Joules sounds the alarm about a potential loan default as he asks investors for emergency funds

Joules warned yesterday that he could default on a bank loan later this month and could ask investors for more funds in an emergency capital raise. The news sent his share price down by more than a fifth.

The retailer has said it needs to arrange a bridging loan in order to pay off a £5m credit facility due on November 30 and has appealed to Barclays and its founder Tom Joule for short-term financing.

The management team is in talks with investors, including Joule, about a possible capital increase. It is also evaluating whether to launch a company voluntary arrangement, an insolvency proceeding, which would help reduce its rental bill. Joules would need to secure a bridging loan to buy time to move forward with a CVA and capital increase.

The company said trading had been worse than expected in recent weeks and mild weather had affected sales of outerwear, Wellington boots and knitwear.

In a statement, Joules said: “The group’s intent is to begin consultation with key stakeholders, including suppliers, on the recovery plan, including potential alternative options, should these be necessary.”

Joule, 54, launched the fashion retailer in 1989 by selling clothes at a country show in Leicestershire. The chain, known for its colorful country-inspired clothing, has 1,700 employees and 130 stores.
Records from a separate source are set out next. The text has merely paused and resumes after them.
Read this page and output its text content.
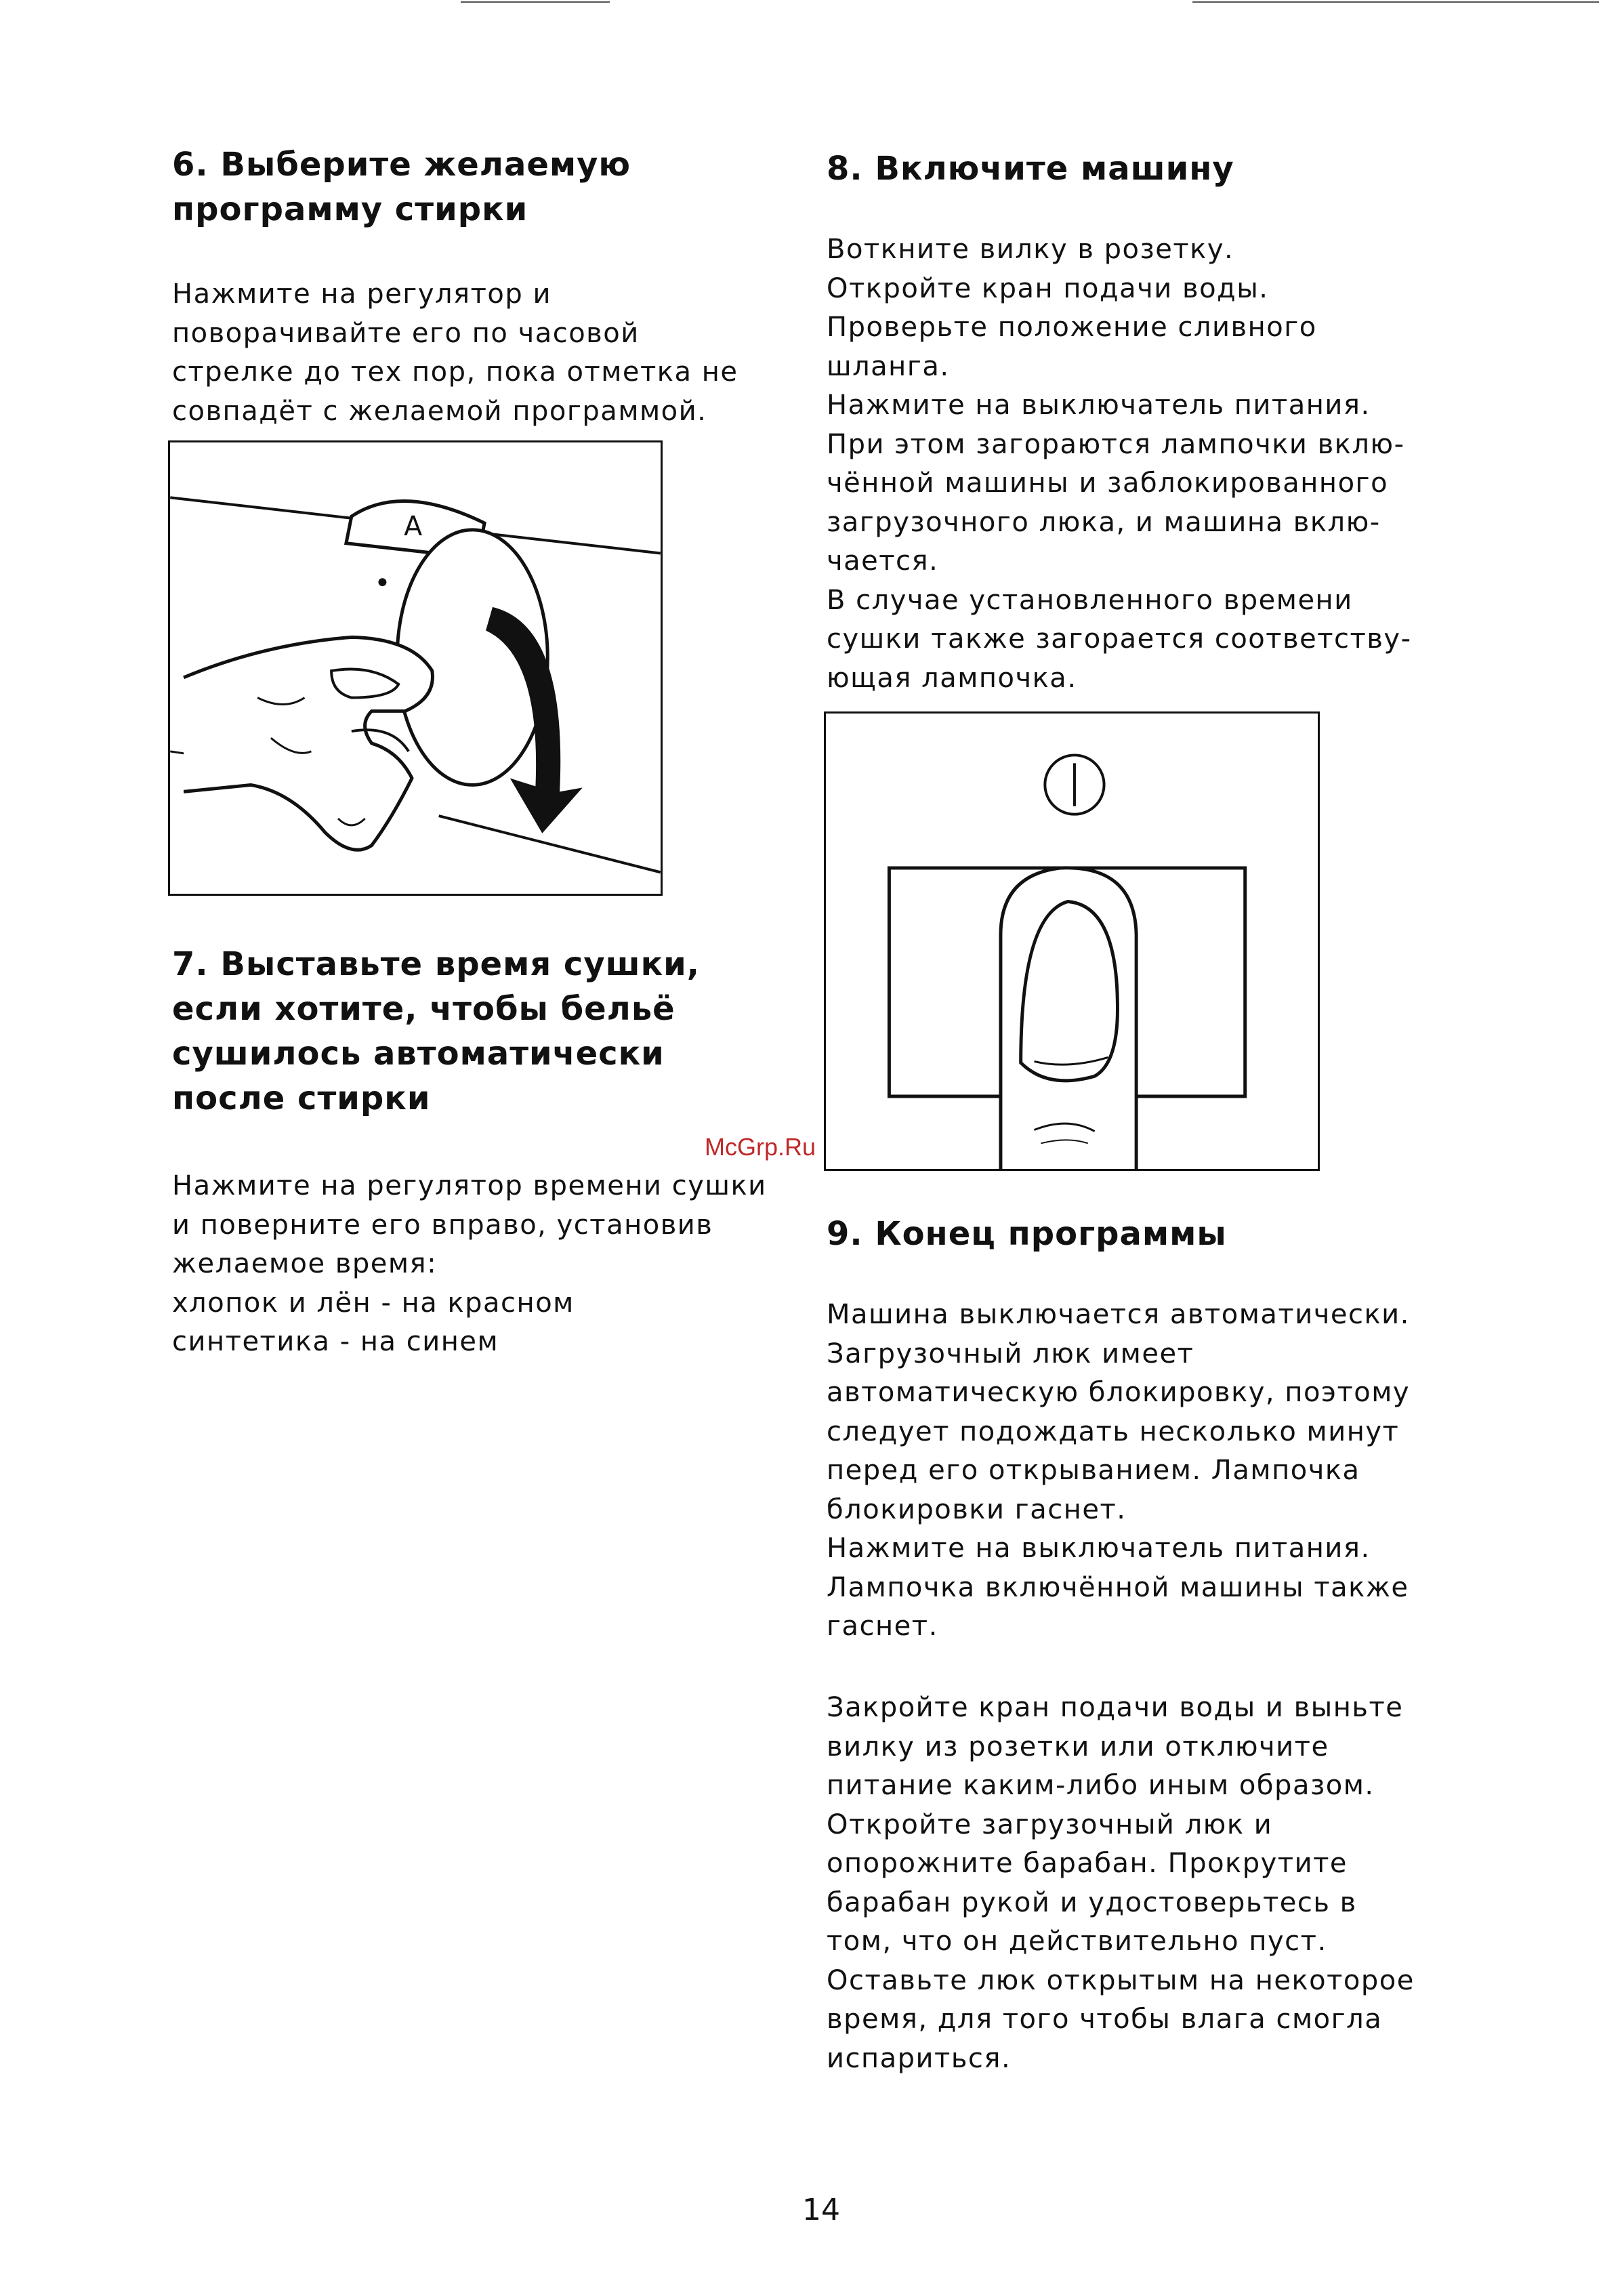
6. Выберите желаемую
программу стирки
Нажмите на регулятор и
поворачивайте его по часовой
стрелке до тех пор, пока отметка не
совпадёт с желаемой программой.
A
7. Выставьте время сушки,
если хотите, чтобы бельё
сушилось автоматически
после стирки
Нажмите на регулятор времени сушки
и поверните его вправо, установив
желаемое время:
хлопок и лён - на красном
синтетика - на синем
8. Включите машину
Воткните вилку в розетку.
Откройте кран подачи воды.
Проверьте положение сливного
шланга.
Нажмите на выключатель питания.
При этом загораются лампочки вклю-
чённой машины и заблокированного
загрузочного люка, и машина вклю-
чается.
В случае установленного времени
сушки также загорается соответству-
ющая лампочка.
McGrp.Ru
9. Конец программы
Машина выключается автоматически.
Загрузочный люк имеет
автоматическую блокировку, поэтому
следует подождать несколько минут
перед его открыванием. Лампочка
блокировки гаснет.
Нажмите на выключатель питания.
Лампочка включённой машины также
гаснет.
Закройте кран подачи воды и выньте
вилку из розетки или отключите
питание каким-либо иным образом.
Откройте загрузочный люк и
опорожните барабан. Прокрутите
барабан рукой и удостоверьтесь в
том, что он действительно пуст.
Оставьте люк открытым на некоторое
время, для того чтобы влага смогла
испариться.
14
In a note, analysts at Shore Capital noted that while the mild weather wasn’t particularly surprising, coming during a cost-of-living crisis, it was especially unhelpful for clothing retailers, adding: “Mild fall may increase earnings challenges and perhaps accentuate the need for destocking.”

Peel Hunt analysts said Joules’ website offered deep discounts on a variety of items “as the company focuses on generating cash.”

Meanwhile, retailer Made.com is expected to go into administration after failing to find a buyer.

One of the company’s founders has revealed that he tried to buy the business online but was turned down by PwC managers.

Ning Li, who launched the online sofa business with Brent Hoberman and others in 2010, wrote a letter to staff to tell them that she “really tried” to save their jobs.

“Unfortunately, my proposal was not accepted. Apparently it would be preferable to break up the company and sell it in parts to generate a little more cash. It doesn’t make sense to me. But I wanted you to know that I really tried.”

Next has been flagged as a potential buyer.